Lauren turned to Netflix on the smart T.V. Ben had installed in the beginning of December after he had ordered one for her for Black Friday. It was a part of her Christmas gift and she wondered what he had gotten the new girl and if he gave her whatever other gift he had planned for the rest of her Christmas present.
She scrolled through the titles and selected one of her old favorite series, The Office. She could use a good laugh. And a drink. She got up off the couch as the show began to play and poured herself a glass of wine. She noticed Daisy’s food bowl was empty and added some more food to it. Daisy was a grazer and would eat a little bit here and there over the next few hours.
After the first glass of wine, she poured a second.
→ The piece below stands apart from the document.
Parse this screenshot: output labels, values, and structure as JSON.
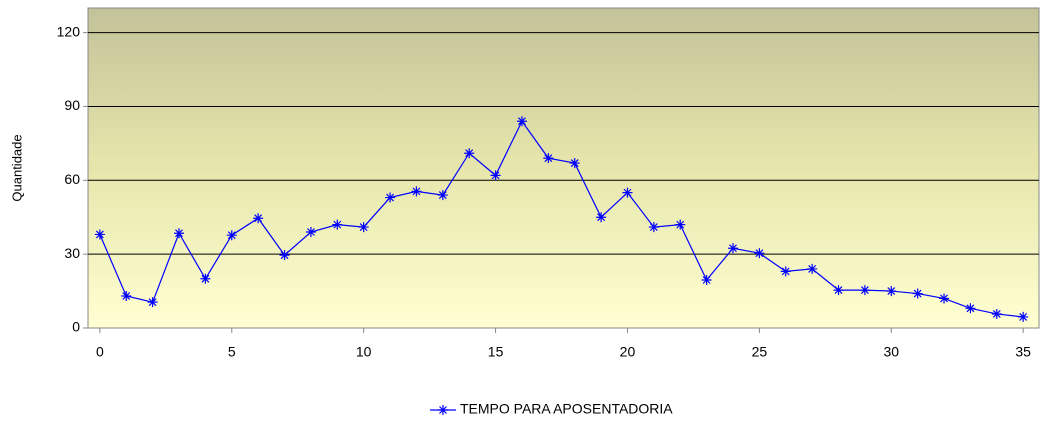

By that time, she was feeling a little buzzed and maybe it was because of the lack of sleep or maybe the loneliness just getting to her, but she decided to pour a third one, which she never did, and finished off the bottle of White Zinfandel.
“Well Daize, looks like I have to go back into town tomorrow.” She was disappointed and wished she would have checked her wine supply before she headed into town that day. She didn’t like going into town more than once a week.
Lauren finished the glass off and set it back down on her counter. She watched two more episodes of her show and then got ready for bed. She had been going to bed before 8 since her parents passing. If she stayed up any later, the pesky thoughts and regrets would creep in and keep her awake all night. So as per usual, she took Daisy out, brushed her teeth and then slipped under the covers and drifted to sleep before the wine buzz had worn off.